ここまで<カメラ><音楽>の2つのポイントについて書きましたが、ここから先、私が読み解けなかった2点について書きます。
1つ目は<男性不在>について。 主人公の女性画家が、男性が漕ぐ船で島にやってきます。屋敷内に男性が登場するのは終わり近く。主人の従者でしょうか。主人が戻ってきたことを示しており、すなわち女性画家がこの地を去ることを意味するのです。つまりこの映画に登場する男性は、女性画家をこの場所に運び、去らせる役目を担っているのです。
画家にはもう一人男性が関わります。父親です。彼女は会話の中で何度か(私の記憶では3度)父親のことを口にしますが、その実像は描かれません。 他も同様です。令嬢の婚約相手も、メイドを妊娠させた相手も、一切描かれません。
2つ目は<火と水>。 女性画家は船から落ちた画材を取り戻すために海に飛び込みます。 令嬢は自ら望んで海で泳ぎます。 この2シーン、実は無くてもストーリー上問題ないのです。無くてもいいのにわざわざ描いているということは、作者に意図があるということです。

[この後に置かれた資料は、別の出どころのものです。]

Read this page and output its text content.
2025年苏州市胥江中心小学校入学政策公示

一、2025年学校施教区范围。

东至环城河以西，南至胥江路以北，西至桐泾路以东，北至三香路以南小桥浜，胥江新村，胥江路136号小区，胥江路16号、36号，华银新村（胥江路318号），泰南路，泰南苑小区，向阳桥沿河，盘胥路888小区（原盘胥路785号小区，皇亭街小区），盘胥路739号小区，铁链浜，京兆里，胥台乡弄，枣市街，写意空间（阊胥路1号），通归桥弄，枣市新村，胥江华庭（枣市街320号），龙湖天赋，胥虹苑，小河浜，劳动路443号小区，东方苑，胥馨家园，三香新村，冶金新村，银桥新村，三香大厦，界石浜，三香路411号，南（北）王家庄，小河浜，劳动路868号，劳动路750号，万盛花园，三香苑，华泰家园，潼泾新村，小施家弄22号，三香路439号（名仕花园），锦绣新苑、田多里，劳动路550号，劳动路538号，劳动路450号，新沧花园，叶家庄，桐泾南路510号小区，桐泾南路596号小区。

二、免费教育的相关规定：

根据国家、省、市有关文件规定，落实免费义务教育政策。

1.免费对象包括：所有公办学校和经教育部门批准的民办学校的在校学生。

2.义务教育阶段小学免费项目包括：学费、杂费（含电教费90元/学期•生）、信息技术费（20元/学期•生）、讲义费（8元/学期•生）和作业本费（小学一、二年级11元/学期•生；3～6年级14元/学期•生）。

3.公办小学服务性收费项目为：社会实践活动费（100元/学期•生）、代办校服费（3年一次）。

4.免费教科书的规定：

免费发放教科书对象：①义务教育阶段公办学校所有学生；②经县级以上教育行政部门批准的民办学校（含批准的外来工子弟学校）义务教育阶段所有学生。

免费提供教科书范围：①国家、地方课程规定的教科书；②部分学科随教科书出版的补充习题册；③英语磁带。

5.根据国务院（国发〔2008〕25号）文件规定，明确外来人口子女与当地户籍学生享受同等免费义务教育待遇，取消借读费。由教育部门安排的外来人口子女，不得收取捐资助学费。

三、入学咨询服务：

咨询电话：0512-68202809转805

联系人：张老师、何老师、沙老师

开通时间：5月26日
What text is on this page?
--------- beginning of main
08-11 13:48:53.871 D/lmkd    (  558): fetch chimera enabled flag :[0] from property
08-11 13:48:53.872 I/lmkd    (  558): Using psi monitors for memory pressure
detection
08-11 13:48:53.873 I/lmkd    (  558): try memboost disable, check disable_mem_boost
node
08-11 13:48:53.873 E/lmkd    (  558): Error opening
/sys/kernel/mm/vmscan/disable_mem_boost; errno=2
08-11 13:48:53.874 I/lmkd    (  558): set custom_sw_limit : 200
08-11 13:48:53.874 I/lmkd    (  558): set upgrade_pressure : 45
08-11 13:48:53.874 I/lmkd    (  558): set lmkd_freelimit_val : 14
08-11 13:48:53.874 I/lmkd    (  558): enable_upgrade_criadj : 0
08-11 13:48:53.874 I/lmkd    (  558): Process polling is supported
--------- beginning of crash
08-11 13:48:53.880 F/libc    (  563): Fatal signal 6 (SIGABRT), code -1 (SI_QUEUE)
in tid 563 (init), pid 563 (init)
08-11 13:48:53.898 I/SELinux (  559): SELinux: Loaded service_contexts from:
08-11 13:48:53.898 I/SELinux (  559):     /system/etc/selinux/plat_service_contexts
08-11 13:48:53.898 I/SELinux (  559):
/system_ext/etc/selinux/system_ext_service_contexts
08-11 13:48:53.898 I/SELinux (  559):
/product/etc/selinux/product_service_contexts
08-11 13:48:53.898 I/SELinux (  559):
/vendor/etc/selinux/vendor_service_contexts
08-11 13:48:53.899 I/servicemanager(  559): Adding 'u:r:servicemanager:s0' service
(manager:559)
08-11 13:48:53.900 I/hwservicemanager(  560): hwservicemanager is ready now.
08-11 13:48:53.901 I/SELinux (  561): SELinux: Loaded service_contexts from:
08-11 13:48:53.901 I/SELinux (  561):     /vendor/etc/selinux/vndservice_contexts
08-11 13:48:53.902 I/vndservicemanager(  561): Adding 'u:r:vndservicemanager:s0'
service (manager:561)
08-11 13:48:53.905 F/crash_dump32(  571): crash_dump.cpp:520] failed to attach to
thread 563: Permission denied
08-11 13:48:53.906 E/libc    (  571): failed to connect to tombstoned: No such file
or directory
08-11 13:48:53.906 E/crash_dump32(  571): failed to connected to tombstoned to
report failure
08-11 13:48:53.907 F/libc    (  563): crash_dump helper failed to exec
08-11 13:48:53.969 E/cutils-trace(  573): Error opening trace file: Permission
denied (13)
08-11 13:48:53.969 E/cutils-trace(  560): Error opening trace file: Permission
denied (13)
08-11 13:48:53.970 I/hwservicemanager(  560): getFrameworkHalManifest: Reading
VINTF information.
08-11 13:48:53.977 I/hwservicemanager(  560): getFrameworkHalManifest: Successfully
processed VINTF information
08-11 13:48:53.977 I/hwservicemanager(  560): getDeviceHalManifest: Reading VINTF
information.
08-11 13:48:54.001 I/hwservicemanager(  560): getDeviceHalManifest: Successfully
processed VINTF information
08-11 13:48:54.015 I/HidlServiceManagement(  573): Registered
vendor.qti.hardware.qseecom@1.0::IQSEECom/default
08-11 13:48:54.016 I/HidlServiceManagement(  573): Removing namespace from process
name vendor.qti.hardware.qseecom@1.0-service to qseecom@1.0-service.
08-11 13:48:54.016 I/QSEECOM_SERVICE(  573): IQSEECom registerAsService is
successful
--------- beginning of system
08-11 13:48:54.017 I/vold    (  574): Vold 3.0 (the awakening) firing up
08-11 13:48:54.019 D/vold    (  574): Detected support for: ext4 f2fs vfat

上述した<男性不在>も、確実に意図されています。 これらに意図があることは分かりますが、その真意は何なのか、私には正解が分かりません。
「火」についても触れましょう。
令嬢は3度焼かれます。 前の画家が描き残した顔のない肖像画。祭りの際のドレス。そして、いつ描いたか分からない絵画「燃ゆる女の肖像」。おそらく、この絵の中で燃やされている肖像画は彼女だと思うのです。
最後のポイントは<オルフェ>です。
展示会でしょうか、女性画家は老人に話しかけられます(彼も男ですが、映画は巧みに「老人」という記号に置き換えています)。 彼女は父の名義で自分が書いたと言い、老人は「こういう視点で描いたオルフェは初めて見た」といったことを言います。 私はここに、女性監督セリーヌ・シアマの強い意志を感じます。 男の影にならざるを得ない女性。しかし、女性ならではの視点がそこにある、と。
<オルフェ>の話を続けます。
画家は、屋敷を去る際にオルフェの如く「振り返り」ます。 一方、2度目の再会の場面、令嬢は「振り返り」ません。 思い返せば二人の出会いは、走る令嬢の後ろ姿を追い、並んで海岸に立つ横顔を盗み見ていたのです。その時と同じ左の横顔を見せたまま、決して振り返らない。 場所はコンサート会場。この映画2度目の<音楽>。曲はヴィヴァルディ「夏」。 いや、本当は3度目だ。 「オーケストラを知らない」という令嬢に、画家がチェンバロ(あれはピアノではないと思う)で弾いている。あの時と同じ曲。その思い出の曲が、2度目の再会のコンサート会場でオーケストラで奏でられている。でも、彼女は「振り返らない」。
ものすごく読み解き甲斐のある映画でした。